- Tower Hamlets
Matthew Kershaw, NHS trust special administrator, was greeted with angry boos and cries of “shame” yesterday, as he met with people in Lewisham to hear their views on the proposals to shut Lewisham Hospital’s A&E and maternity units.
Kershaw arrived at the Calabash Centre on George Lane and had to be escorted into the building by a security team as protesters chanted outside. Attendance at the public meeting was so high that an overflow room was required to accomodate everybody present.
The Q&A session was delivered by a panel of experts who helped to compile the recommendations for closure, including Dr Michael Marrinan, medical director of King’s College Hospital Foundation Trust. Kershaw was also joined by Dr Jane Fryer, chief medical advisor to the Trust Special Administrator, and Dr Andy Mitchell, medical director of NHS London.
Gavin Grey, an independent journalist and chair for the meeting, introduced the panel to a chorus of “shame on you!” from the audience. During the heated exchange, a team of protestors remained outside the building and continued to demonstrate until Kershaw left.
Private Finance Initiative, sustainability, capacity and transport times were some of the issues raised at the meeting.
The question “Where are babies going to go?” was shouted as the panel tried to explain how the proposals could improve patient care. Marrinan’s response that they would go to other hospitals in south-east London was met with cries of outrage.
Questions became centred on how busy hospitals would cope with the influx of patients, should the proposed changes be made to Lewisham’s services. In response to this, Kershaw said: “We understand that at this moment there are pressures on the hospital system. Nobody is disputing that. I work in and out of south London Healthcare trusts everyday and I see it myself.
“What we are saying is that the changes that we are making, that GPs and commissioners have worked on with us, will get people out of hospitals quicker when they are ready, and that will change capacity in the system.
“We are also talking about creating capacity where it’s needed. That’s a part of the transition plan, both in terms of the cost of that and the time it takes to do it.”

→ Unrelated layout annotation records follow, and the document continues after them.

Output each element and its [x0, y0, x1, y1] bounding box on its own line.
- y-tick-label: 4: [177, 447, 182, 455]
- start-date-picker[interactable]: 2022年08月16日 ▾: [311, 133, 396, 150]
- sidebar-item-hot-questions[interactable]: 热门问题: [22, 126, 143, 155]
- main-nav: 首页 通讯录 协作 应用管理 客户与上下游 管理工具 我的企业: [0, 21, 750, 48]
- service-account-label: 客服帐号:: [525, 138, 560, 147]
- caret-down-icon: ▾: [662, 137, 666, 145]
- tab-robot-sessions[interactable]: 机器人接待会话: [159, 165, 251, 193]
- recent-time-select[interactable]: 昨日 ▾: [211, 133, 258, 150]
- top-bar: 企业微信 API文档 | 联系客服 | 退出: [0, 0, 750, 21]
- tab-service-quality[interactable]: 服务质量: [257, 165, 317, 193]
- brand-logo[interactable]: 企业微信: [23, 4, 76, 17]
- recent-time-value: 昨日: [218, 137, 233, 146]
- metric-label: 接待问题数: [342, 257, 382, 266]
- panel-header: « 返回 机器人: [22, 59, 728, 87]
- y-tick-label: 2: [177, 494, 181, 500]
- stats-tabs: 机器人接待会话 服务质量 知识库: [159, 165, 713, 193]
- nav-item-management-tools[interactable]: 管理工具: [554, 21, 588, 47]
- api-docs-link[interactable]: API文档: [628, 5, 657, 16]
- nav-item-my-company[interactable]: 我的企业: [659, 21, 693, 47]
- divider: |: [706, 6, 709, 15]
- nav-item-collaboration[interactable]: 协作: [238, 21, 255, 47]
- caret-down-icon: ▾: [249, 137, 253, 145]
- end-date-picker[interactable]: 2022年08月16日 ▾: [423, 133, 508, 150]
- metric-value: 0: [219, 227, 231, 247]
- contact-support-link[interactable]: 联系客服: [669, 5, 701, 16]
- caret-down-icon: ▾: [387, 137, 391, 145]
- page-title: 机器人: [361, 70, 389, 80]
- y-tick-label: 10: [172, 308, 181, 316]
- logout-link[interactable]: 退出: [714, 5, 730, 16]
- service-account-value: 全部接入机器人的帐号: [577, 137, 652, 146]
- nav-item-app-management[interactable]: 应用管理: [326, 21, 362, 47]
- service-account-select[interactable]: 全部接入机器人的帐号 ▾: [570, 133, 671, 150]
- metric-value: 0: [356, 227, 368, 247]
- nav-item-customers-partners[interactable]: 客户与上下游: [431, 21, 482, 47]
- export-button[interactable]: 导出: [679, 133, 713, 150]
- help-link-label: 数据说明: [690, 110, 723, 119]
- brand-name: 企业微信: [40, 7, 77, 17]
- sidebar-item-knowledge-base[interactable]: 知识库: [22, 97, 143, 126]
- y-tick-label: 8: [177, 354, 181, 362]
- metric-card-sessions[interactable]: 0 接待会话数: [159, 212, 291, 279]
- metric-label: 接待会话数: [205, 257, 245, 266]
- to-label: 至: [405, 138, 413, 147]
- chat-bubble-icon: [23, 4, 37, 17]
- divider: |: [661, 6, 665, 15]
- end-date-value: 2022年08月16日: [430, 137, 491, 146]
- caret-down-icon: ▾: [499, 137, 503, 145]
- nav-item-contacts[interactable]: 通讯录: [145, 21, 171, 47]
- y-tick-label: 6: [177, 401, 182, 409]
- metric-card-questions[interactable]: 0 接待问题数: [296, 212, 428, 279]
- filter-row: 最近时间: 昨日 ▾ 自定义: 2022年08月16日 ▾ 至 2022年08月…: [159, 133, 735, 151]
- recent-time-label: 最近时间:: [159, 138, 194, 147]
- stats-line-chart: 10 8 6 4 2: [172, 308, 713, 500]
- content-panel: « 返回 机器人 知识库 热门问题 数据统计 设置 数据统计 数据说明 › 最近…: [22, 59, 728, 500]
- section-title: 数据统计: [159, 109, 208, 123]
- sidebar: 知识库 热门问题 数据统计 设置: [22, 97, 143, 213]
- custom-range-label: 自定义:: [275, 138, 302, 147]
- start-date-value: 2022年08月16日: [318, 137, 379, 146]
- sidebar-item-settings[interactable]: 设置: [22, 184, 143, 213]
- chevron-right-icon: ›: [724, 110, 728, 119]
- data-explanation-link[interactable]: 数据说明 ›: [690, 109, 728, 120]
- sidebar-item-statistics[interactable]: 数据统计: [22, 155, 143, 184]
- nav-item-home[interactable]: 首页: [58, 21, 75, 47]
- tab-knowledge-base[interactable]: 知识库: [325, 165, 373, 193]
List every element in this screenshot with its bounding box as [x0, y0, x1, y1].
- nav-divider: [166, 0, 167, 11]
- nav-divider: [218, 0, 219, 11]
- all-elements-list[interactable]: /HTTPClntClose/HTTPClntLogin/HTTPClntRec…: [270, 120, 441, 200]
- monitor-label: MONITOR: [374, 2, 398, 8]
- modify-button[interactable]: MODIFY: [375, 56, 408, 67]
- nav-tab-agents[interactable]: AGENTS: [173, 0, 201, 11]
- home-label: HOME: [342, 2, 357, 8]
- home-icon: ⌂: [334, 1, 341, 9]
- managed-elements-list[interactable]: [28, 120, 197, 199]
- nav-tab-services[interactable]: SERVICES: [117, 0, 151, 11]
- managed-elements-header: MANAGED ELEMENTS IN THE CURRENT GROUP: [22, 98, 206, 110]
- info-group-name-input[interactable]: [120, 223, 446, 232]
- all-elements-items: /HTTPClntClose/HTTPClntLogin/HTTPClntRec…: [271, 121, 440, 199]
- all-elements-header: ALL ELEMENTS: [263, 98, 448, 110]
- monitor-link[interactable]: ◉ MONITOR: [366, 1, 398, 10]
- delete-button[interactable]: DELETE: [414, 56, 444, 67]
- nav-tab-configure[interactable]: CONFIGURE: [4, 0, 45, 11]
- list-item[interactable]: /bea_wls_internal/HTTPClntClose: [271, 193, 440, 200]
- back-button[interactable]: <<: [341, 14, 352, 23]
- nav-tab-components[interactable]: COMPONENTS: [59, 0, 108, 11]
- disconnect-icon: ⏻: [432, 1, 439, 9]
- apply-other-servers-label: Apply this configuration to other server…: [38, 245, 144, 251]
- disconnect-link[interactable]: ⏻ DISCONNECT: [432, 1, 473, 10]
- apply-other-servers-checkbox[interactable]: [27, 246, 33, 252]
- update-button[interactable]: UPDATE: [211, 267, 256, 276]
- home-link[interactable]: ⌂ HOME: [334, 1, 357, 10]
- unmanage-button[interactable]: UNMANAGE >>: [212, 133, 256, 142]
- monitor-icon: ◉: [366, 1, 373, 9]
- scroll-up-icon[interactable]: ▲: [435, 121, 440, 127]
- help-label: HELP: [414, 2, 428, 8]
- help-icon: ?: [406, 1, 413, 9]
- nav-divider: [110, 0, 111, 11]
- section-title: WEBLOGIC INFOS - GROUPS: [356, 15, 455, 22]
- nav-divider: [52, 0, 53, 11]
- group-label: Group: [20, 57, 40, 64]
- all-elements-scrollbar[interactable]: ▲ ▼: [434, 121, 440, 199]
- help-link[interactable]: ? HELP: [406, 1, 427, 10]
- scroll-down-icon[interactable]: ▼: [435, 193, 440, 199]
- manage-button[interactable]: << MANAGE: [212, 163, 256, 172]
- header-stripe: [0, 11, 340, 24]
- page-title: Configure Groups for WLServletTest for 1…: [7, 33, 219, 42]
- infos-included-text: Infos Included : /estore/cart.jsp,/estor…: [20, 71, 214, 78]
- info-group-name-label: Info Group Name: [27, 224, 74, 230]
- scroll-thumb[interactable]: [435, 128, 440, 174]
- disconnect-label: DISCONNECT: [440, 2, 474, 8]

Audience members repeatedly brought up the issue of PFI throughout the public consultation. Kershaw explained: “What I cannot do is take away the PFI issue that exists. The PFI contracts are there, the buildings are there, it’s a policy that I cannot change. The NHS has contracts with those companies.
“I am saying firstly that the local NHS shouldn’t pay what it can’t afford. There are PFIs all around the country, the vast majority of which work perfectly well. There is a small number across the country where there is a gap between affordability, and what is available locally. In south London there are two of these hospitals, one in Woolwich and one in Bromley.”
When asked what ambulance response times were, Hannah Farrar, Kershaw’s strategic advisor said: “The average journey time from the point of which the patient is picked up to getting to Lewisham hospital at the moment is 13.2 minutes.
“If the recommendations were accepted and there were changes to the services at Lewisham, the average journey time would become 20.6 minutes. That is a peak time, blue light ambulance journey time.”
After being pressed on the subject of critical patients, such as those who have suffered heart attacks or strokes, Farrar replied: “South-east London at the moment has a heart attack centre at St Thomas’s. If you were to have a heart attack in this borough, that is where the London Ambulance Service takes you now.
“If you have a stroke in this borough, you are taken to King’s College Hospital or to the Princess Royal in Bromley, and the target time to do that is 30 minutes. These proposals don’t make any changes to this.”
An audience member addressed the three doctors on the panel, and asked them: “You say that some of you have been a part of the NHS for over 20 years. At what point did you have the spirit and the fight squeezed out of you?”
Dr Fryer insisted that Lewisham A&E will not shut and that over 70 per cent of those already taken in would still continue to be treated there. Dr Fryer added: “For the people who are the most urgently ill, they will be taken to one of four other hospitals.”
Fighting his way through angry crowds, Kershaw was escorted out of the building by police and security guards. Protesters followed behind, shouting: “No ifs, no buts, no NHS cuts!”